Farklı bitki türlerinin yapraklarındaki kütin ve balmumu miktarı değişmektedir. Kütiküllerde az miktarda protein, karbonhidrat, pigment vb. Bulunabilir. Birkaç enzimin parçalanmasında rol oynamaktadır, (a) yağ ve hidroksi yağ asitleri ve diğer maddelere hidrolize olan kompleks bir polyester olan kütin parçalanmasını katalize eden kütinaz, (b) yağ asitlerinin ve (c) enzimlerinin parçalanmasıyla ilgili enzimler proteinler, pigmentler, pektik maddeler ve selüloz dahil diğer kütiküler maddeleri bozar.

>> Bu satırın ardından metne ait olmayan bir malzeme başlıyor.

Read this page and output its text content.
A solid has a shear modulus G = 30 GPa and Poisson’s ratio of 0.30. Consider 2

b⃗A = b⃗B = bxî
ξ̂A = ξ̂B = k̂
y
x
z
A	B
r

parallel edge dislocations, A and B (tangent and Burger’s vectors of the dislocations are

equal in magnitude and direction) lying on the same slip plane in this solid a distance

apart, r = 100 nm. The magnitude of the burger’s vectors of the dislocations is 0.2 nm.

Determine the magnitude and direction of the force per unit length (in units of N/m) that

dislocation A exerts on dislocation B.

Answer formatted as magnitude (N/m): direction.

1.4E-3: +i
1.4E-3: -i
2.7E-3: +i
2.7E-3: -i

Patojenler tarafından bu tür enzimlerin herhangi bir şekilde üretilmesi yaprak yüzeyinin geçirgenliğinin artmasına ve bunun sonucunda istilacı mantarın bir dezavantajı olabilen bir kurumaya yol açacaktır. Enfeksiyon yapısı tarafından lokalize bir kütinaz salgılanması kütikül yumuşatır ve penetrasyonu kolaylaştırır.

Pektik enzimler:

Pektik enzimler üretme kapasitesi mantarlarda, bakteriyellerde ve nematodlarda yaygındır. Pektik maddeler suda çözünmez ve ayrıca birincil hücre çeperinin matrisinde bulunan ve seyreltik asitlerde çözünür olan ve farklı metoksi içeriğine sahip pektinik asitler veren bir materyali 'proto-pektin' olarak adlandırılır.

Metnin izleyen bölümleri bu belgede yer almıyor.